第四章 時を積もる 4 (8月14日の投稿から連載している小説です)

嘉芽市は、杭打ちと高低差の測量を無事に終えた。測地初日にしては、上々の滑り出しだ。
屋敷に戻り、早速、野帳の記録を整理・点検する。もし、記録に矛盾があったり、考えられない値が含まれていれば、翌日しっかり再測をしなければならない。
幸い、記録には問題がなかった。嘉芽市は安堵し、高低差の計算に移る。
「南北坑口の高下差は、一丈一尺六寸(約3.5メートル)か……」
満足な心持ちで呟いた。測量に携わる者であれば、観測成果を得た時に、誰もが満ち足りた気持ちを味わう。程度の差こそあれ、今も昔も変わりはない。

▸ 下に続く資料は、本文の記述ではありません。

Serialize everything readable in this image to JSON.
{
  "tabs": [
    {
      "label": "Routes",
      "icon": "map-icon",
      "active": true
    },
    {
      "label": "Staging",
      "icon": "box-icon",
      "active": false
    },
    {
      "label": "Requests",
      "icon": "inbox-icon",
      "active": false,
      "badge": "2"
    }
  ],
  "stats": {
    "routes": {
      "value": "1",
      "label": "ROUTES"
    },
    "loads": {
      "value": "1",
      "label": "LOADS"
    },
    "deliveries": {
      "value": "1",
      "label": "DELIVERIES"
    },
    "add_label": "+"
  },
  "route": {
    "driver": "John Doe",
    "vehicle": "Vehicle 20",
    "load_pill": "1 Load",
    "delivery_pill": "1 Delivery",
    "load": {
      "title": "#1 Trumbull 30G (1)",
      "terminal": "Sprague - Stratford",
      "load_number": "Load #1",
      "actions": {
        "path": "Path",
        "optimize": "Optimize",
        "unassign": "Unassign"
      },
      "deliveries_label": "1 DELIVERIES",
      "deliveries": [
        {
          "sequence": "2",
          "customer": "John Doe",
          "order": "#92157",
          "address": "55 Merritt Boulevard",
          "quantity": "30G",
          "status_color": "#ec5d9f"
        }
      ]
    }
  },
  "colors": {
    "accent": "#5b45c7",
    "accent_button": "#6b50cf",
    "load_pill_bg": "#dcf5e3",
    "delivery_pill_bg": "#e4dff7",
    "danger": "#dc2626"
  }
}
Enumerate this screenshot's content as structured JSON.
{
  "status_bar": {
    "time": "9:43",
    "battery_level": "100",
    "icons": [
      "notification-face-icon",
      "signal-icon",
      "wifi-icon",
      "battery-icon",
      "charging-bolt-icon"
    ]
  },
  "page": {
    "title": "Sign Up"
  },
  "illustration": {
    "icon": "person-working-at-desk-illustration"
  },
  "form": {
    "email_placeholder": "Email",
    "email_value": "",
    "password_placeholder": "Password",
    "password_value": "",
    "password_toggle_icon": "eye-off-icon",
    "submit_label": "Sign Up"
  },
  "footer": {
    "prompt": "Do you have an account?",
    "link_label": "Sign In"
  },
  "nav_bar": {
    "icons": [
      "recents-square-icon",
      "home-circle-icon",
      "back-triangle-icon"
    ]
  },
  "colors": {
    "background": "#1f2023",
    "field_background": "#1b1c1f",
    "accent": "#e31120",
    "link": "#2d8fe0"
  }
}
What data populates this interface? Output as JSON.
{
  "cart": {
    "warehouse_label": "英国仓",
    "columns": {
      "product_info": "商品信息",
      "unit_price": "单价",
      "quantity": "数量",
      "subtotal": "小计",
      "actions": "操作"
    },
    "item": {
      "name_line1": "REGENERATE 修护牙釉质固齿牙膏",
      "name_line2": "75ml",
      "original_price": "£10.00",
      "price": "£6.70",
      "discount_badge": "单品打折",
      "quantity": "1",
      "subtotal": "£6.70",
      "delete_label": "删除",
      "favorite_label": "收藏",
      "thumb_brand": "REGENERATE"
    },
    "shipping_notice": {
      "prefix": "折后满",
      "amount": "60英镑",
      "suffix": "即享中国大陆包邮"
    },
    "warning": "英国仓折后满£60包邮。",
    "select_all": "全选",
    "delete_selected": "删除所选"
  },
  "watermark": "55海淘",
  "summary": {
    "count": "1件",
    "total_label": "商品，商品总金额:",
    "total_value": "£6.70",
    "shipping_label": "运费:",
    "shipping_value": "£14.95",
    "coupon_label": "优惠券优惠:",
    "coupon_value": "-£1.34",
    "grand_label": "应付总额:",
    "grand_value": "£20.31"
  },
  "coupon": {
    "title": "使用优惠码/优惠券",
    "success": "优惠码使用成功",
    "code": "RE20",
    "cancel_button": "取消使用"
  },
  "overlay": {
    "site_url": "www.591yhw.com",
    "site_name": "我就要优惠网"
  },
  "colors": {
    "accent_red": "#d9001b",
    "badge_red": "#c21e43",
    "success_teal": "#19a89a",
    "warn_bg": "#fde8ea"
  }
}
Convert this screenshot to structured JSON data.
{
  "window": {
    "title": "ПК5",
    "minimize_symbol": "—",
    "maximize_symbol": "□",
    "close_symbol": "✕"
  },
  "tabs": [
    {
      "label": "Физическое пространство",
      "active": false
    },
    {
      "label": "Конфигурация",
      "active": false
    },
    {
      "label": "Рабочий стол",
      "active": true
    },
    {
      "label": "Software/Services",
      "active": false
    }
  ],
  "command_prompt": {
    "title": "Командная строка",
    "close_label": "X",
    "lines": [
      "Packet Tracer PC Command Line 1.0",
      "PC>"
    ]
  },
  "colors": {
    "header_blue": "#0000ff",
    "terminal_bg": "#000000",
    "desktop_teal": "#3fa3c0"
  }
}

心地良くさせた理由は他にもあった。嘉芽市の秘する構想に対し、得た高低差が「ええころの」(頃合いのよい)数値だったからである。
だが、いつまでも、ほくほくとしている余裕はなかった。明日は、各杭間の間尺を測る。手順を再確認するとともに、機材の準備をしなければならなかった。
既に夜四ツ(午後十時)となっていた。屋敷の外からは、物音一つたりとも聞こえて来ない。

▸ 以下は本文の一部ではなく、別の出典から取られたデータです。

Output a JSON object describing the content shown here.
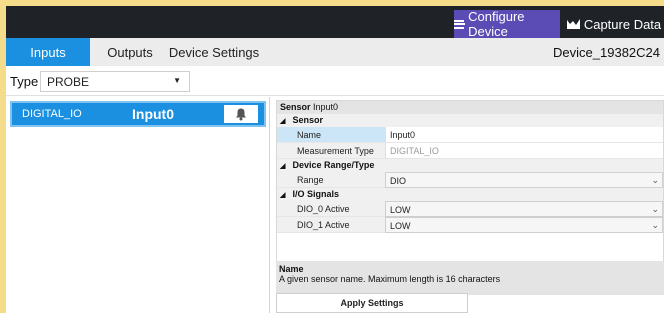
{
  "header": {
    "configure_label": "Configure Device",
    "capture_label": "Capture Data",
    "configure_icon": "list-icon",
    "capture_icon": "chart-icon"
  },
  "tabs": [
    {
      "label": "Inputs",
      "active": true
    },
    {
      "label": "Outputs",
      "active": false
    },
    {
      "label": "Device Settings",
      "active": false
    }
  ],
  "device_id": "Device_19382C24",
  "type_selector": {
    "label": "Type",
    "value": "PROBE"
  },
  "inputs_list": [
    {
      "type": "DIGITAL_IO",
      "name": "Input0",
      "icon": "bell-icon"
    }
  ],
  "property_grid": {
    "header_label": "Sensor",
    "header_value": "Input0",
    "categories": [
      {
        "name": "Sensor",
        "props": [
          {
            "name": "Name",
            "value": "Input0"
          },
          {
            "name": "Measurement Type",
            "value": "DIGITAL_IO"
          }
        ]
      },
      {
        "name": "Device Range/Type",
        "props": [
          {
            "name": "Range",
            "value": "DIO"
          }
        ]
      },
      {
        "name": "I/O Signals",
        "props": [
          {
            "name": "DIO_0 Active",
            "value": "LOW"
          },
          {
            "name": "DIO_1 Active",
            "value": "LOW"
          }
        ]
      }
    ]
  },
  "description": {
    "title": "Name",
    "text": "A given sensor name. Maximum length is 16 characters"
  },
  "apply_label": "Apply Settings",
  "colors": {
    "accent": "#1b8fe0",
    "configure_bg": "#5a4bb5",
    "topbar_bg": "#1f2328",
    "page_bg": "#f5dc8a"
  }
}
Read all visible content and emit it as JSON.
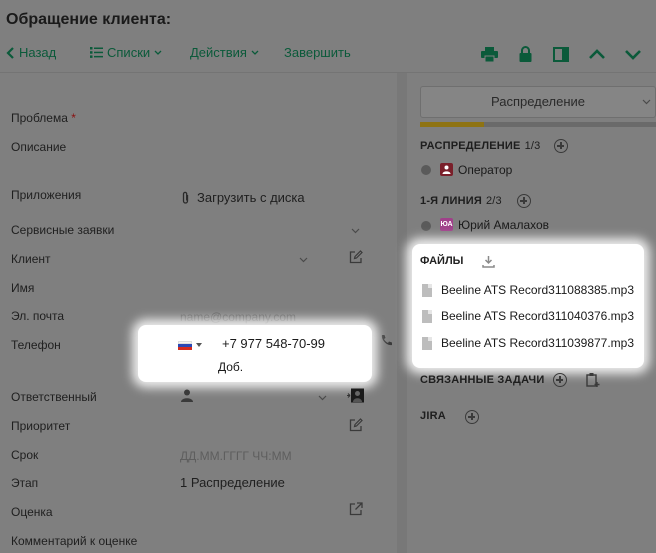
{
  "header": {
    "title": "Обращение клиента:",
    "back_label": "Назад",
    "lists_label": "Списки",
    "actions_label": "Действия",
    "finish_label": "Завершить"
  },
  "form": {
    "problem_label": "Проблема",
    "required_mark": "*",
    "description_label": "Описание",
    "attachments_label": "Приложения",
    "upload_label": "Загрузить с диска",
    "service_requests_label": "Сервисные заявки",
    "client_label": "Клиент",
    "name_label": "Имя",
    "email_label": "Эл. почта",
    "email_placeholder": "name@company.com",
    "phone_label": "Телефон",
    "phone_value": "+7 977 548-70-99",
    "extension_label": "Доб.",
    "responsible_label": "Ответственный",
    "priority_label": "Приоритет",
    "deadline_label": "Срок",
    "deadline_placeholder": "ДД.ММ.ГГГГ ЧЧ:ММ",
    "stage_label": "Этап",
    "stage_value": "1 Распределение",
    "rating_label": "Оценка",
    "rating_comment_label": "Комментарий к оценке"
  },
  "panel": {
    "stage_select": "Распределение",
    "progress_fraction": 0.27,
    "distribution": {
      "title": "РАСПРЕДЕЛЕНИЕ",
      "count": "1/3",
      "member": "Оператор"
    },
    "first_line": {
      "title": "1-Я ЛИНИЯ",
      "count": "2/3",
      "member": "Юрий Амалахов",
      "avatar_initials": "ЮА"
    },
    "files": {
      "title": "ФАЙЛЫ",
      "items": [
        "Beeline ATS Record311088385.mp3",
        "Beeline ATS Record311040376.mp3",
        "Beeline ATS Record311039877.mp3"
      ]
    },
    "related_tasks_title": "СВЯЗАННЫЕ ЗАДАЧИ",
    "jira_title": "JIRA"
  },
  "colors": {
    "accent_green": "#0b5a3a",
    "progress": "#8e7313",
    "avatar_red": "#7a1f2a",
    "avatar_pink": "#a0408a"
  }
}
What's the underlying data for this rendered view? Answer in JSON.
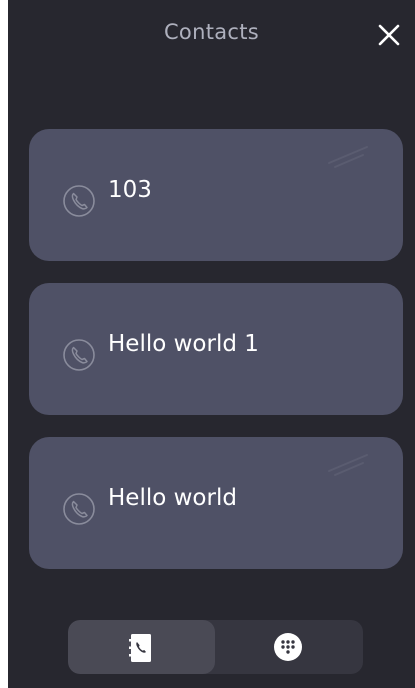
{
  "header": {
    "title": "Contacts"
  },
  "contacts": [
    {
      "name": "103"
    },
    {
      "name": "Hello world 1"
    },
    {
      "name": "Hello world"
    }
  ],
  "icons": {
    "close": "close-icon",
    "call": "phone-icon",
    "contacts_tab": "contact-book-icon",
    "dialpad_tab": "dialpad-icon"
  },
  "colors": {
    "background": "#27272f",
    "card": "#4f5166",
    "tabbar": "#363640",
    "tab_active": "#4a4a55",
    "title_text": "#aeb0bd",
    "primary_text": "#ffffff"
  }
}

嘉芽市の住む地域では、深夜の静けさが、明け方に掛けての降雪に結びつく場合が少なくない。積雪が深ければ、杭の位置を探す作業に、余分な時と手間を要する。
そこで何度も準備作業の手を休めては、外に出て、闇空を見上げた。
結局、眠らぬまま、測地の二日目を迎えた。だが、気力が充実し切っているため、疲れは微塵も感じていなかった。
天候には恵まれた。降雪はあったものの、二寸ほど積もっただけだった。
ところが、張り切って現地に到着すると、思わぬ事態が待っていた。
「誰も来ておらぬ! どうしたことじゃ?」
現場には、武三郎の顔しか見えない。堀坂で雇った人夫の姿がないのだ。真っ白に染まった田圃や裾野が、がらんとした人気のなさを、余計に感じさせる。半刻ほど待ってみたが、誰も来なかった。
風が強過ぎる日や降雨の時は、測地ができない。測地のできる時には、必ずやっておかねばならなかった。
人夫を待ちきれなくなった嘉芽市は、武三郎に早口で伝える。
「堀坂の村で、何かあったのかもしれませぬ。身共は様子を見て参りまする」
嘉芽市は、言うが早いか踵を返した。堀坂に向かい駆け出す。
すると、後ろから、どすどすと足音が追って来る。武三郎は「拙者も参ろう」とは言わなかったものの、嘉芽市に同行するつもりらしかった。